"Os espelhos estão cheios de gente.
Os invisíveis nos vêem.
Os esquecidos se lembram de nós.
Quando nos vemos, os vemos.
Quando nos vamos, se vão?"
Eduardo Galeano: Espelhos

quinta-feira, 19 de maio de 2016

A bomba de Hiroxima

Mulher e criança estátua, Yasuko Yamagata

 Às 8 h 15 min da manhã de 6 de agosto de 1945. um relâmpago de luz tão brilhante como o sol explodindo cruzou o céu de Hiroxima. Numa flama branca de calor e fogo, milhares de seres vivos vaporizaram-se na morte; muitos outros milhares ficaram sofrendo e morrendo lentamente; a mais horrorosa era humana havia começado.

Até mesmo a 3,5 quilômetros de distância do centro da explosão, todos os edifícios foram reduzidos a destroços, e os soldados de um destacamento japonês que estivera trabalhando numa colina cavando um abrigo subterrâneo, saíram do interior da terra, feridos e estonteados, com sangue a correr dos rostos, costas e peitos. A manhã estivera muito límpida, mas o sol fora subitamente encoberto por uma imensa nuvem negra em forma de cogumelo, que se elevava da infeliz Hiroxima e pairava no céu, tapando tudo num espaço de vários quilômetros. A manhã fora calma e agradável, porém agora grandes rajadas de vento começaram a soprar, rodopiando loucamente em todas as direções, aumentando e espalhando-se cada vez mais, atiçando os incêndios e destruindo tudo com indomável fúria. Uma simples centelha era suficiente para incendiar um edifício inteiro, envolvendo-o num lençol de chamas, um redemoinho de ar escaldante apoderara-se da subitamente esquelética cidade; e, mesmo a quilômetros de distância, a explosão abalara profundamente os sobreviventes, cobrindo-os de cinzas.

Criança queimada, Yamashita Masato

Os refugiados, os mais afortunados e os moribundos foram saindo de Hiroxima, cambaleando e até de rastos, e procuraram abrigo num parque dos arredores. As suas roupas haviam-se convertido em farrapos, e a pele de suas mãos e rostos, horrivelmente queimada, deixara-os em carne viva, quase todos eles estavam mortalmente enfermos, não parando de vomitar ou de soltar queixumes angustiosos. No parque, cerca de vinte soldados, talvez membros de uma unidade antiaérea, estavam deitados no chão, num grupo imóvel, símbolo do horror. Haviam olhado para o céu, no momento em que a bomba explodira e, agora, caídos por terra, continuavam olhando para cima com os olhos esvaziados e mortos.

O último drinque, Ono Kiaki

Os inválidos e os feridos arrastavam-se lentamente pelo parque, como animais letalmente atingidos, morrendo em grupos compactos entre os arbustos.

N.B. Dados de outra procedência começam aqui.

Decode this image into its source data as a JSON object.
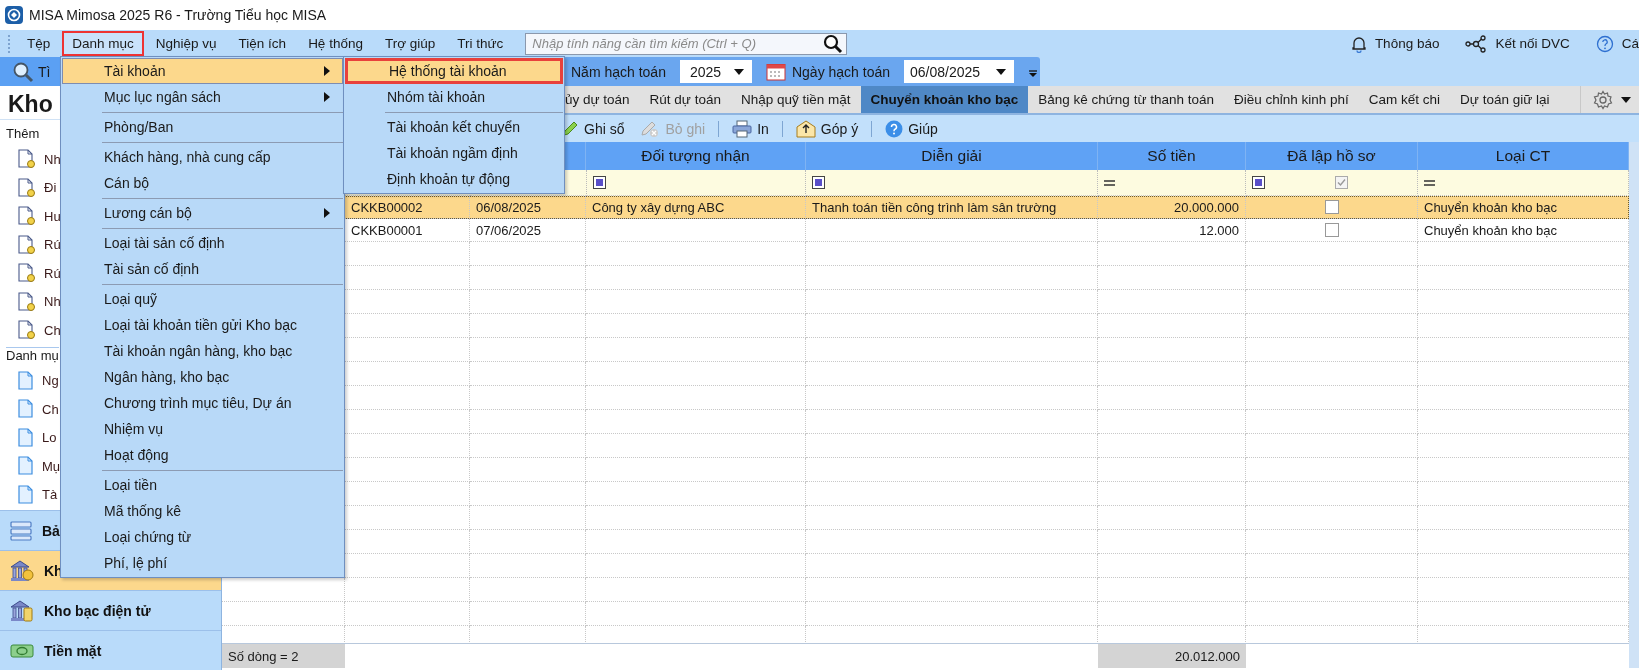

Começou então a chover pesadamente, e um vento terrível soprou assustadoramente por toda a região uma tempestade de força devastadora. Assaltou o parque, árvores enormes foram arrancadas do solo e as mais frágeis voaram pelos ares como se fossem folhas de papel. O cataclismo era horrendo e total.

Brilho da noite sobre Hiroxima, Asai Kiyoshi

O horror durou todo o dia e toda a noite, e ainda todo o dia seguinte. Hiroxima, que às 8 h 14 min da manhã fora uma cidade de 245 000 pessoas, convertera-se às 8 h 15 min num intolerável e negro necrotério para os 100 000 mortos, desaparecidos e moribundos; e das suas fumigantes e prostradas ruínas outros 100 000 haviam fugido; muitos deles levando consigo as sementes da morte prematura da radiação, do câncer e da leucemia. A era atômica nascera à custa de toda a humanidade.

Essa foi a sua origem, no mais verdadeiro dos sentidos, pois a bomba atômica que explodimos sobre Hiroxima foi a mais rudimentar e elementar de todas as armas da nova era da ciência nuclear. As bombas da Segunda Guerra Mundial  - que haviam causado tanta devastação em Londres, Roterdã, Hamburgo e Berlim - tinham apenas 2 000 libras de poder explosivo. A bomba atômica de Hiroxima explodiu com a tremenda força de 20 000 toneladas de TNT. Mas atualmente a bomba de Hiroxima já é antiquada e insignificante no arsenal da guerra, tal como tornara antiquada as bombas da Segunda Guerra Mundial.

COOK, Fred J. O Estado Militarista. Rio de Janeiro: Civilização Brasileira, 1968. p. 296-297.